Let us say you wanted to spend $100,000 to buy a horse at auction. In some partnerships, $100,000 could give you a 10% interest in four or five horses that the partnership bought for $800,000 ($800,000 x 10% = $80,000) plus have $20,000 applied to the upkeep of the horses. The mathematical chances of having a winner with four or five horses may be better than owning one horse. You also get the advantage of learning from the general partner and the other partners in the horse.

Q: I am in a horse partnership and my tax form (Form K-1) reflects a loss. My accountant says because I am a Limited Partner, I cannot deduct the losses until I show a profit from the horse operations. Is that correct?

A:  Your accountant is correct if you are a Limited Partner and you are “not active,” then the loss is classified as either a Passive Loss which can only be used against Passive Gains or worse, it is a Hobby Loss which is not deductible at all!

Good news:  If you can substantiate that you are active in the horse business, then the loss becomes an active loss and it can be deducted against all your other sources of income.

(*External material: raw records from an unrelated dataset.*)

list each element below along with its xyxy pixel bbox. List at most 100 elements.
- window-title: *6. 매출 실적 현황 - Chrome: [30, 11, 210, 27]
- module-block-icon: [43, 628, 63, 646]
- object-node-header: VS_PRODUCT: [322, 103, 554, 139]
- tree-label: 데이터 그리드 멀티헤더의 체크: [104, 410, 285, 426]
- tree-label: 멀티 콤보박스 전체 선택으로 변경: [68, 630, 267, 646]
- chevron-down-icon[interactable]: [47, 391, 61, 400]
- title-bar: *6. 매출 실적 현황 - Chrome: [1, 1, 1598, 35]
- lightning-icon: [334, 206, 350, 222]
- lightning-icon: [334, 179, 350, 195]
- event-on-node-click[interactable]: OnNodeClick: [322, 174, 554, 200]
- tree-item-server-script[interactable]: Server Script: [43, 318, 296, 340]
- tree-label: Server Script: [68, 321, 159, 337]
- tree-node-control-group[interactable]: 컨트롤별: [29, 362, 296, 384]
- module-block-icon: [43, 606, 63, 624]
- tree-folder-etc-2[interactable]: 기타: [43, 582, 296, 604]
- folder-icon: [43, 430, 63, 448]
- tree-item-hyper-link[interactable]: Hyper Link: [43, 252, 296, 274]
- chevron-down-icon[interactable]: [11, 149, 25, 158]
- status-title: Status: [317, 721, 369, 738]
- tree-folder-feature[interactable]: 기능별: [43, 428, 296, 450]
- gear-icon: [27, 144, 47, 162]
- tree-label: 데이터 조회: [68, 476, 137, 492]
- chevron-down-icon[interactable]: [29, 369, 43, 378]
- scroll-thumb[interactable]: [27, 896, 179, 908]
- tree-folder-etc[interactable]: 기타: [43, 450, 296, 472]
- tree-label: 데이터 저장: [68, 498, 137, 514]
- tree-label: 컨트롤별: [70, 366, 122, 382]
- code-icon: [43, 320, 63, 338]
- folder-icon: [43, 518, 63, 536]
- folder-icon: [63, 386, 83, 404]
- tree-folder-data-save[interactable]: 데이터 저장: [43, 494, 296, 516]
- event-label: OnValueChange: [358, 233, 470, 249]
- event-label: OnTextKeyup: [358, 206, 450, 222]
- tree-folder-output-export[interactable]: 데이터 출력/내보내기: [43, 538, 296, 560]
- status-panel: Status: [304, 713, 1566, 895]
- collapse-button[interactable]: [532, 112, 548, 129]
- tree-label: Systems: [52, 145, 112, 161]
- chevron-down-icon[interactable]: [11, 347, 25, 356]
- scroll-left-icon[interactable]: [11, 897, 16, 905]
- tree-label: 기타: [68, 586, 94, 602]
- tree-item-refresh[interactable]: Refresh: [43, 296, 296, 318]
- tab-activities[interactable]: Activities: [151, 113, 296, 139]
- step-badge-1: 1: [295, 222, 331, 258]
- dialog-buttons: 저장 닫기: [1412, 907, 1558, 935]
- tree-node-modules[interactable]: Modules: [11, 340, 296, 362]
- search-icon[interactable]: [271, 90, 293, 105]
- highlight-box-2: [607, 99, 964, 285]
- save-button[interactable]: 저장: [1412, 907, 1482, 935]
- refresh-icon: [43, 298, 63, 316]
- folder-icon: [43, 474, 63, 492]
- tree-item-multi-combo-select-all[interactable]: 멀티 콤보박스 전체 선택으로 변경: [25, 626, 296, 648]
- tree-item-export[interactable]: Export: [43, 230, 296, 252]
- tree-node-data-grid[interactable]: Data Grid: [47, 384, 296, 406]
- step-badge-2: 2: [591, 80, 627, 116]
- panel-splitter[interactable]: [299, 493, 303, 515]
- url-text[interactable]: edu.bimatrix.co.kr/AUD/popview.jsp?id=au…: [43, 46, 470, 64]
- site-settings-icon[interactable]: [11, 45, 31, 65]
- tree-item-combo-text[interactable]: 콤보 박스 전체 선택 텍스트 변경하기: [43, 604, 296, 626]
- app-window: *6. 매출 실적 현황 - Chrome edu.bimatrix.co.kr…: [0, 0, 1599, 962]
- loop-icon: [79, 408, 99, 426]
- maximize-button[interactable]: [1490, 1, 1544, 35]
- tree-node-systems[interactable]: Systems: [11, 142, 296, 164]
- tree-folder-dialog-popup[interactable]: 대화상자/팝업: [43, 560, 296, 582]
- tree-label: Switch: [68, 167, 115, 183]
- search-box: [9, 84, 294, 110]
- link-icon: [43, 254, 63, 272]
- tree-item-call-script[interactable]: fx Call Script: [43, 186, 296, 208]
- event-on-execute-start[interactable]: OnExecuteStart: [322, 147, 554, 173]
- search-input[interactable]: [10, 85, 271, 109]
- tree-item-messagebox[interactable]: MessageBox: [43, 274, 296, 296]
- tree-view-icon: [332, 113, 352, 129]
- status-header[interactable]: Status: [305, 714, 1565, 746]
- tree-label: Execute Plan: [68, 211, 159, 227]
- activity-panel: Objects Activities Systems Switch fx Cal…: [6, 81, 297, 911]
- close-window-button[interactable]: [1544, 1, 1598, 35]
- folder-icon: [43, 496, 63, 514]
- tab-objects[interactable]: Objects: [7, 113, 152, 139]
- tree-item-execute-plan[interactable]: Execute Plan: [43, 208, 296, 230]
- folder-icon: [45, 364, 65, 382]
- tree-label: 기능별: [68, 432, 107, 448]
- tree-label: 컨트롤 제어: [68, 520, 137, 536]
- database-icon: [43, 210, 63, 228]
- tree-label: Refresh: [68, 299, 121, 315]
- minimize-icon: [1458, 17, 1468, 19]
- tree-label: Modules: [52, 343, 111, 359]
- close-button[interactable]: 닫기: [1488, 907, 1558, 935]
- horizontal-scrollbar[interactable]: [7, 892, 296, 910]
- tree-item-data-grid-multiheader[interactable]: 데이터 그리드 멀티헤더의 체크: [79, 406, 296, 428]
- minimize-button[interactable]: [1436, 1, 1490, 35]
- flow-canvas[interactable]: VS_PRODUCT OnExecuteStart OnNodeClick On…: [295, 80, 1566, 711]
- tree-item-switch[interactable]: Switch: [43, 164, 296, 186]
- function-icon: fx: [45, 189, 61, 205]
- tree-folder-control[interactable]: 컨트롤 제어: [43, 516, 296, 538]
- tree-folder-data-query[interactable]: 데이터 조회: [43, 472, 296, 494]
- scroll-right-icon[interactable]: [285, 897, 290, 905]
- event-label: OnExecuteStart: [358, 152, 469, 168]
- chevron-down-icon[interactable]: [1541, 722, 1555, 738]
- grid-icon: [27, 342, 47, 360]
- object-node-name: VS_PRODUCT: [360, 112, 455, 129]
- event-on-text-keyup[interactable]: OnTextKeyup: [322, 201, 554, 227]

Q: In 2018 I had a loss of $600,000. I am married and my accountant told me if I had a similar loss in 2019, the loss was limited as to being tax deductible to $500,000. Is he right?

A: Entering 2019, that was the rule. Then COVID-19 came along and changed our lives. The 2020 CARES Act also changed the tax law to help taxpayers. One of the retroactive changes was that for 2019 and 2020, there is no longer a limitation on the amount of losses from an “active horse operation.”  Also, in the CARES Act there is a provision that if your active horse operation creates a loss for 2019, that loss can now be carried back to a prior year and produce a tax refund for the year it is carried back to.

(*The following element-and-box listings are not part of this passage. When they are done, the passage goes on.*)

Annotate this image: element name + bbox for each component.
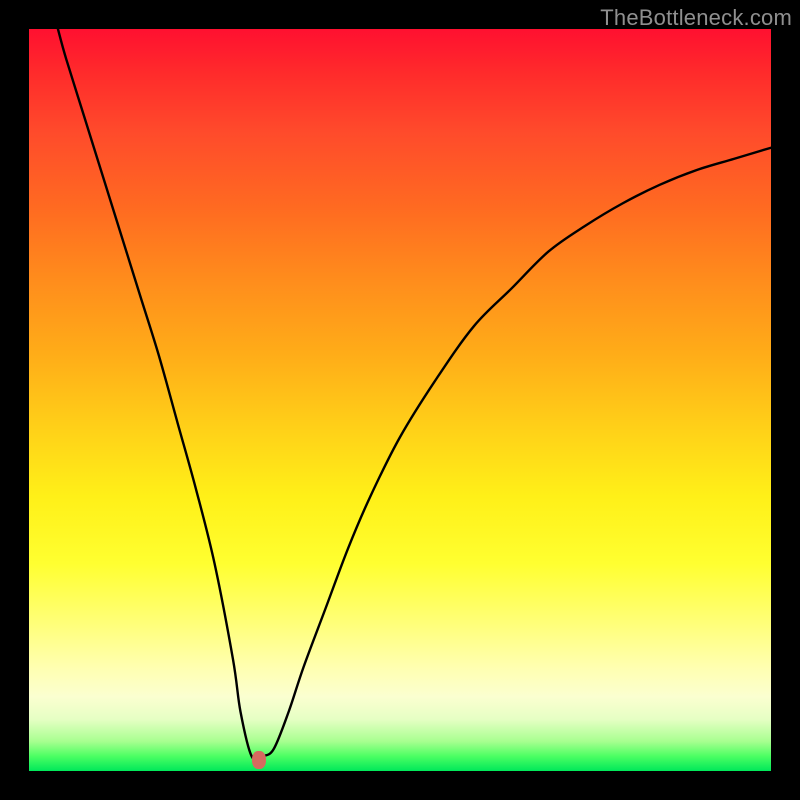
bottleneck-curve (29, 29, 771, 771)
optimal-point-marker (252, 751, 266, 769)
watermark-text: TheBottleneck.com (600, 5, 792, 31)
chart-plot-area (29, 29, 771, 771)
chart-frame: TheBottleneck.com (0, 0, 800, 800)
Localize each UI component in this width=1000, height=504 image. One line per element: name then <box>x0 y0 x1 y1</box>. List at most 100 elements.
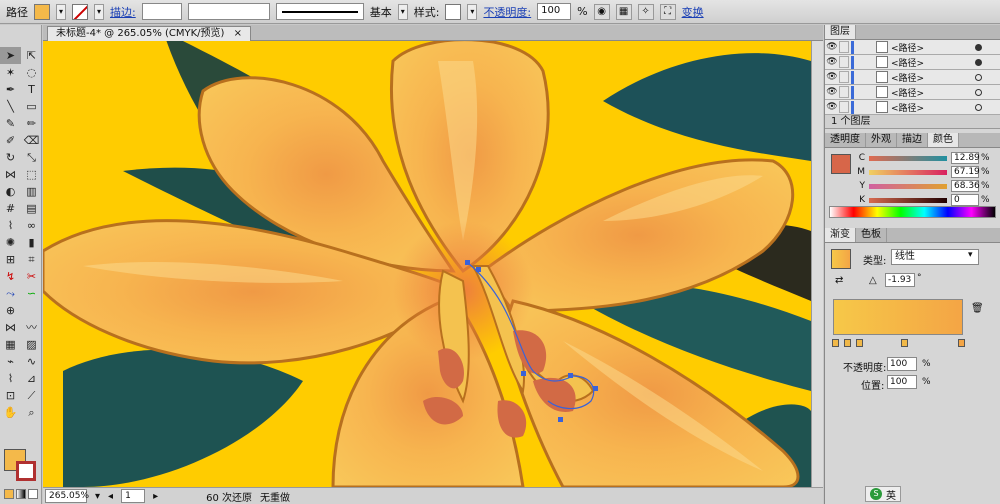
ime-indicator[interactable]: S 英 <box>865 486 901 502</box>
align-icon[interactable]: ▦ <box>615 3 632 20</box>
magic-wand-tool-icon[interactable]: ✶ <box>0 64 21 81</box>
paintbrush-tool-icon[interactable]: ✎ <box>0 115 21 132</box>
style-swatch[interactable] <box>445 3 462 20</box>
stroke-dropdown-arrow[interactable]: ▾ <box>94 3 104 20</box>
symbol-sprayer-tool-icon[interactable]: ✺ <box>0 234 21 251</box>
target-icon[interactable] <box>975 43 982 51</box>
zoom-dropdown-arrow[interactable]: ▾ <box>95 491 100 502</box>
target-icon[interactable] <box>975 103 982 111</box>
gradient-stop[interactable] <box>832 339 839 347</box>
magenta-input[interactable]: 67.19 <box>951 166 980 178</box>
variable-width-select[interactable] <box>187 3 270 20</box>
gradient-stop[interactable] <box>901 339 908 347</box>
measure-tool-icon[interactable]: ⊿ <box>21 370 42 387</box>
chevron-down-icon[interactable]: ▾ <box>968 250 973 260</box>
tab-stroke[interactable]: 描边 <box>897 133 928 147</box>
layer-row[interactable]: 👁 <路径> <box>825 70 1000 85</box>
magenta-slider[interactable] <box>869 169 947 175</box>
tab-gradient[interactable]: 渐变 <box>825 228 856 242</box>
perspective-grid-tool-icon[interactable]: ▥ <box>21 183 42 200</box>
recolor-icon[interactable]: ◉ <box>593 3 610 20</box>
opacity-link[interactable]: 不透明度: <box>483 4 531 20</box>
gradient-stop[interactable] <box>856 339 863 347</box>
zigzag-tool-icon[interactable]: ⌁ <box>0 353 21 370</box>
knife-tool-icon[interactable]: ↯ <box>0 268 21 285</box>
reverse-gradient-icon[interactable]: ⇄ <box>835 275 843 286</box>
fill-dropdown-arrow[interactable]: ▾ <box>56 3 66 20</box>
tab-layers[interactable]: 图层 <box>825 25 856 39</box>
delete-stop-icon[interactable]: 🗑 <box>971 303 984 314</box>
black-slider[interactable] <box>869 197 947 203</box>
scissors-tool-icon[interactable]: ✂ <box>21 268 42 285</box>
lock-toggle[interactable] <box>839 86 849 98</box>
gradient-tool-icon[interactable]: ▤ <box>21 200 42 217</box>
wave-tool-icon[interactable]: ∿ <box>21 353 42 370</box>
stroke-swatch[interactable] <box>72 3 88 20</box>
graph-tool-icon[interactable]: ▦ <box>0 336 21 353</box>
eye-icon[interactable]: 👁 <box>825 42 839 52</box>
stroke-color-box[interactable] <box>16 461 36 481</box>
cyan-input[interactable]: 12.89 <box>951 152 980 164</box>
lock-toggle[interactable] <box>839 71 849 83</box>
yellow-input[interactable]: 68.36 <box>951 180 980 192</box>
pencil-tool-icon[interactable]: ✏ <box>21 115 42 132</box>
mesh-tool-icon[interactable]: # <box>0 200 21 217</box>
gradient-stop[interactable] <box>844 339 851 347</box>
document-tab[interactable]: 未标题-4* @ 265.05% (CMYK/预览) × <box>47 26 252 41</box>
artboard-canvas[interactable] <box>43 41 811 487</box>
tab-transparency[interactable]: 透明度 <box>825 133 866 147</box>
next-artboard-icon[interactable]: ▸ <box>153 491 158 502</box>
isolate-icon[interactable]: ✧ <box>637 3 654 20</box>
pen2-tool-icon[interactable]: ⟋ <box>21 387 42 404</box>
cyan-slider[interactable] <box>869 155 947 161</box>
layer-row[interactable]: 👁 <路径> <box>825 100 1000 115</box>
selection-tool-icon[interactable]: ➤ <box>0 47 21 64</box>
zoom-field[interactable]: 265.05% <box>45 489 89 503</box>
target-icon[interactable] <box>975 88 982 96</box>
black-input[interactable]: 0 <box>951 194 979 206</box>
brush-definition-preview[interactable] <box>275 3 364 20</box>
vertical-scrollbar[interactable] <box>811 41 823 487</box>
none-mode-button[interactable] <box>28 489 38 499</box>
opacity-input[interactable]: 100 <box>537 3 572 20</box>
lock-toggle[interactable] <box>839 41 849 53</box>
line-tool-icon[interactable]: ╲ <box>0 98 21 115</box>
blend-tool-icon[interactable]: ∞ <box>21 217 42 234</box>
prev-artboard-icon[interactable]: ◂ <box>108 491 113 502</box>
type-tool-icon[interactable]: T <box>21 81 42 98</box>
gradient-location-input[interactable]: 100 <box>887 375 917 389</box>
artboard-tool-icon[interactable]: ⊞ <box>0 251 21 268</box>
lasso-tool-icon[interactable]: ◌ <box>21 64 42 81</box>
rotate-tool-icon[interactable]: ↻ <box>0 149 21 166</box>
eye-icon[interactable]: 👁 <box>825 72 839 82</box>
transform-icon[interactable]: ⛶ <box>659 3 676 20</box>
transform-link[interactable]: 变换 <box>682 4 704 20</box>
smooth-tool-icon[interactable]: ∽ <box>21 285 42 302</box>
twirl-tool-icon[interactable]: 〰 <box>21 319 42 336</box>
gradient-stop[interactable] <box>958 339 965 347</box>
slice-tool-icon[interactable]: ⌗ <box>21 251 42 268</box>
style-dropdown-arrow[interactable]: ▾ <box>467 3 478 20</box>
crop-tool-icon[interactable]: ⊡ <box>0 387 21 404</box>
target-icon[interactable] <box>975 58 982 66</box>
color-spectrum-bar[interactable] <box>829 206 996 218</box>
gradient-opacity-input[interactable]: 100 <box>887 357 917 371</box>
lock-toggle[interactable] <box>839 101 849 113</box>
gradient-slider-bar[interactable] <box>833 299 963 335</box>
close-icon[interactable]: × <box>234 28 242 39</box>
fill-swatch[interactable] <box>34 3 50 20</box>
eyedropper2-tool-icon[interactable]: ⌇ <box>0 370 21 387</box>
eyedropper-tool-icon[interactable]: ⌇ <box>0 217 21 234</box>
stroke-weight-input[interactable] <box>141 3 182 20</box>
gradient-mode-button[interactable] <box>16 489 26 499</box>
tab-swatches[interactable]: 色板 <box>856 228 887 242</box>
tab-color[interactable]: 颜色 <box>928 133 959 147</box>
direct-selection-tool-icon[interactable]: ⇱ <box>21 47 42 64</box>
curvature-tool-icon[interactable]: ⤳ <box>0 285 21 302</box>
target-icon[interactable] <box>975 73 982 81</box>
layer-row[interactable]: 👁 <路径> <box>825 40 1000 55</box>
brush-dropdown-arrow[interactable]: ▾ <box>397 3 408 20</box>
layer-row[interactable]: 👁 <路径> <box>825 85 1000 100</box>
pen-tool-icon[interactable]: ✒ <box>0 81 21 98</box>
blob-brush-tool-icon[interactable]: ✐ <box>0 132 21 149</box>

Q: I own a farm and I have several mares on the farm. I usually sell the foals. Due to travel restrictions of COVID-19, I will not be able to sell the foals. I needed money to operate so I applied for and received a PPP loan. I understand that in order to have the PPP loan forgiven, I would have to show I paid wages equal to 75% of the loan and the measuring period was until July 15, 2020. I had to lay off some of my help and my family is doing the work. It does not look like I am going to meet the wage requirements by July 15, 2020.

A: Good news:  The CARES Act which contains the PPP loan and the forgiveness provisions has been changed once again. Now the percentage is 60% to spend on wages and 40% on utilities, rent, etc. Also, the measuring period has been changed from July 15, 2020 until December 31, 2020.

Q: I used to commute to my office, and I know that you cannot take a tax deduction for doing this commute. Currently I am working 100% from my home office. I want to buy or lease a new vehicle to use exclusively for business related activities (i.e. visiting suppliers, vendors, etc.) From a tax point of view, which way do I get more tax benefits this year?

A: The answer is, depending on the type of vehicle, you will likely receive a greater tax write off this year if you purchased the vehicle versus the monthly lease payments over that same time period.

Q: Our main business is consigning horses for sales. The majority of our income will now come from September through November. We hire a lot of part time people to assist us at the sales and these people now work for us every year. Each of these people would make less than $10,000. I did not apply for a PPP loan because I did not think I could qualify. Is there another government program that would work for me?

A: Yes, you could apply for the Employee Retention Credit. Eligible employers are allowed a credit against payroll taxes equal to 50% of qualified wages (up to $10,000 in wages) for each employee up to December 31, 2020. To be eligible, you must have gross receipts decline by more than 50% in a calendar quarter when compared to the same quarter in 2019. Eligibility will end before December 31 if your gross receipts rebound to more than 80% of receipts for the same quarter in 2019.